Fortpflanzungsmedizingesetz neu: Samenspende für lesbische Paare, Eizellenspende und Präimplantationsdiagnostik

Nach langer politischer Diskussion trat mit 23.02.2015 die Novelle zum Fortpflanzungsmedizingesetz (FMedG) in Kraft. Ausgangspunkt für die Änderung des seit 1992 bestehenden Regelwerkes war ein Urteil des VfGH aus dem Jahr 2013, bei welcher die unterschiedliche Behandlung gleichgeschlechtlicher Paare in Bezug auf medizinisch unterstützte Fortpflanzung als verfassungswidrig beurteilt worden war. Die nunmehrige Novellierung bringt aber darüber hinaus wesentliche Erleichterungen für Paare mit Kinderwunsch mit sich.
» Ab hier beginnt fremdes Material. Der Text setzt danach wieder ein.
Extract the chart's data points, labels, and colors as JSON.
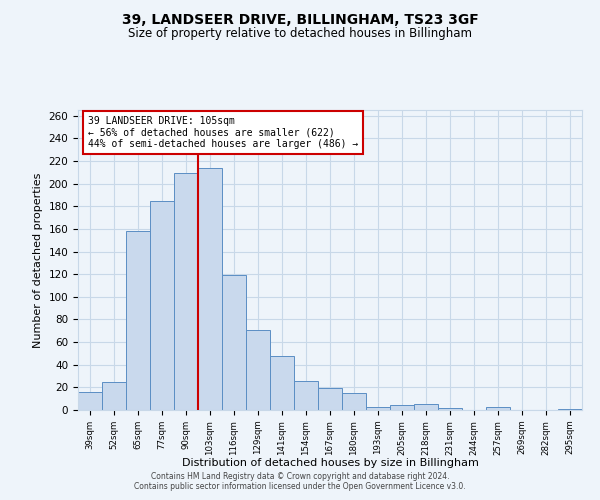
{
  "title": "39, LANDSEER DRIVE, BILLINGHAM, TS23 3GF",
  "subtitle": "Size of property relative to detached houses in Billingham",
  "xlabel": "Distribution of detached houses by size in Billingham",
  "ylabel": "Number of detached properties",
  "bar_labels": [
    "39sqm",
    "52sqm",
    "65sqm",
    "77sqm",
    "90sqm",
    "103sqm",
    "116sqm",
    "129sqm",
    "141sqm",
    "154sqm",
    "167sqm",
    "180sqm",
    "193sqm",
    "205sqm",
    "218sqm",
    "231sqm",
    "244sqm",
    "257sqm",
    "269sqm",
    "282sqm",
    "295sqm"
  ],
  "bar_heights": [
    16,
    25,
    158,
    185,
    209,
    214,
    119,
    71,
    48,
    26,
    19,
    15,
    3,
    4,
    5,
    2,
    0,
    3,
    0,
    0,
    1
  ],
  "bar_color": "#c9d9ed",
  "bar_edge_color": "#5b8ec4",
  "vline_x": 5.0,
  "vline_color": "#cc0000",
  "annotation_title": "39 LANDSEER DRIVE: 105sqm",
  "annotation_line1": "← 56% of detached houses are smaller (622)",
  "annotation_line2": "44% of semi-detached houses are larger (486) →",
  "annotation_box_color": "#ffffff",
  "annotation_box_edge": "#cc0000",
  "ylim": [
    0,
    265
  ],
  "yticks": [
    0,
    20,
    40,
    60,
    80,
    100,
    120,
    140,
    160,
    180,
    200,
    220,
    240,
    260
  ],
  "grid_color": "#c8d8e8",
  "background_color": "#eef4fa",
  "footer1": "Contains HM Land Registry data © Crown copyright and database right 2024.",
  "footer2": "Contains public sector information licensed under the Open Government Licence v3.0."
}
Die Details der Neuregelung im Überblick:


Samenspende bei allen Methoden der künstlichen Befruchtung: Paare, bei welchen beide Partner Probleme mit der Fruchtbarkeit haben, war es in der Vergangenheit verwehrt, mit gespendetem Samen andere Maßnahmen als die Insemination durchführen zu lassen. Nach der Novellierung ist es für sie möglich, auch mit gespendetem Samen eines Dritten alle Methoden der künstlichen Befruchtung (IVF, ICSI, IMSI) in Anspruch zu nehmen. Alleinstehenden Frauen bleibt jedoch weiterhin der Zugang zu medizinisch unterstützter Fortpflanzung mittels Samenspende verwehrt. Begründend hierfür führte der Gesetzgeber aus, dass Kinder nicht von vorneherein nur ein Elternteil haben sollten.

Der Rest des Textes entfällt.